Batı Karadeniz Deniz Ticaret Odası Başkanı İrfan Erdem’in Başbakan’a sunmak üzere hazırladığı rapor, hem Ereğli Tersaneleri hem de ilçe ekonomisiyle ilgili son durumu gözler önüne serdi.
İlçedeki 11 tersanede, 2008’de toplamda 11 bin kişi çalışırken, bugün bu rakam sadece 150…
11 bin çalışan…
Her çalışanın ailesini, birer çekirdek aile kabul etseniz ve dört kişiden oluştuğunu varsaysanız, ortaya 44 bin gibi bir rakam çıkıyor. Ereğli’nin kent nüfusu 110 bin, köy ve beldeler 67 binin üzerinde…

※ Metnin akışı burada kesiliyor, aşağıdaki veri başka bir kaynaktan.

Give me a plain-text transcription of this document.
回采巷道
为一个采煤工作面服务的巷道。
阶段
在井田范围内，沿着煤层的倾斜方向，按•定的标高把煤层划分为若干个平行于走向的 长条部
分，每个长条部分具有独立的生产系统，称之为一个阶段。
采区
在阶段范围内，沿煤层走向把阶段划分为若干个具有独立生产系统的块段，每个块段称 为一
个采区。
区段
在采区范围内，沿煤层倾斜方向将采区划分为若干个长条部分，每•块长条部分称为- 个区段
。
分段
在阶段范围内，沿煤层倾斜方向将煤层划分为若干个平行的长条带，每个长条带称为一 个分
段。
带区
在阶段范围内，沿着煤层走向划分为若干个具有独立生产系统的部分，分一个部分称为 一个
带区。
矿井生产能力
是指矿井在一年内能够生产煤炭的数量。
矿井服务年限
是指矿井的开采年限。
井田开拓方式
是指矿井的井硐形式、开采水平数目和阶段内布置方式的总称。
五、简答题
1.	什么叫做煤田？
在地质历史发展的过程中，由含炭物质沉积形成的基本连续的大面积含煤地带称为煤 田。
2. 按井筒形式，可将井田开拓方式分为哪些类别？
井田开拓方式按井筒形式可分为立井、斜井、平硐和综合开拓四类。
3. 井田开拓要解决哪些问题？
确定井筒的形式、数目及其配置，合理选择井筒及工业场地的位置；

Yani kent-köy-belde, bütünüyle Ereğli’nin dörtte birinin evine, bir maaş girmez olmuş… Her dört aileden birinin reisi, delikanlısı işsiz kalmış…
Bu işsiz kalan 11 bin çalışan, en az asgari ücret kazanıyordu. Bugünkü 740 liralık net asgari ücretle çarptığınızda, Ereğli ekonomisine her ay ‘gir(e)meyen’ net rakam çarpıcı bir biçimde ortaya çıkıyor: 8,140,000,000,000 lira… Okumak zor…
Yardımcı olayım; sekiz trilyon yüz kırk milyar lira… Ki elbette bu çalışanların tümü asgari ücret de kazanmıyordu. İş ve işleyiş içerisindeki rollerine göre, çok daha fazla kazananlar da vardı. Biz, en alt eşikten basit bir hesap yaptık.
Siz önce on ikiyle çarparak yıllık rakamı, sonra da bunu 4’le çarparak 2008’den bu yana ilçe ekonomisindeki ‘en az’ kayıp rakamı ortaya çıkarabilirsiniz…
O tamamen sizin araştırmacı ruhunuzun güzelliği…
Elbette buna yine, işveren kâr marjı, vergi girdisi, o’su-bu’su pek çok şey dâhil bile olmayacak…
Ereğli ekonomisindeki bu açılan yara, ay be ay-yıl be yıl ne kadar büyümüş rakamlar söylüyor…
Ekonomideki bu gedik, yalnızca bu 44 bin kişiyi değil, kuşkusuz onlarla bağlantılı olarak tüm esnafı doğrudan etkiledi.
Bu net tablo, Ereğli’de tersanelerin de ERDEMİR gibi kilit bir rolde olduğunu yüzümüze bir kez daha çarpmıyor mu?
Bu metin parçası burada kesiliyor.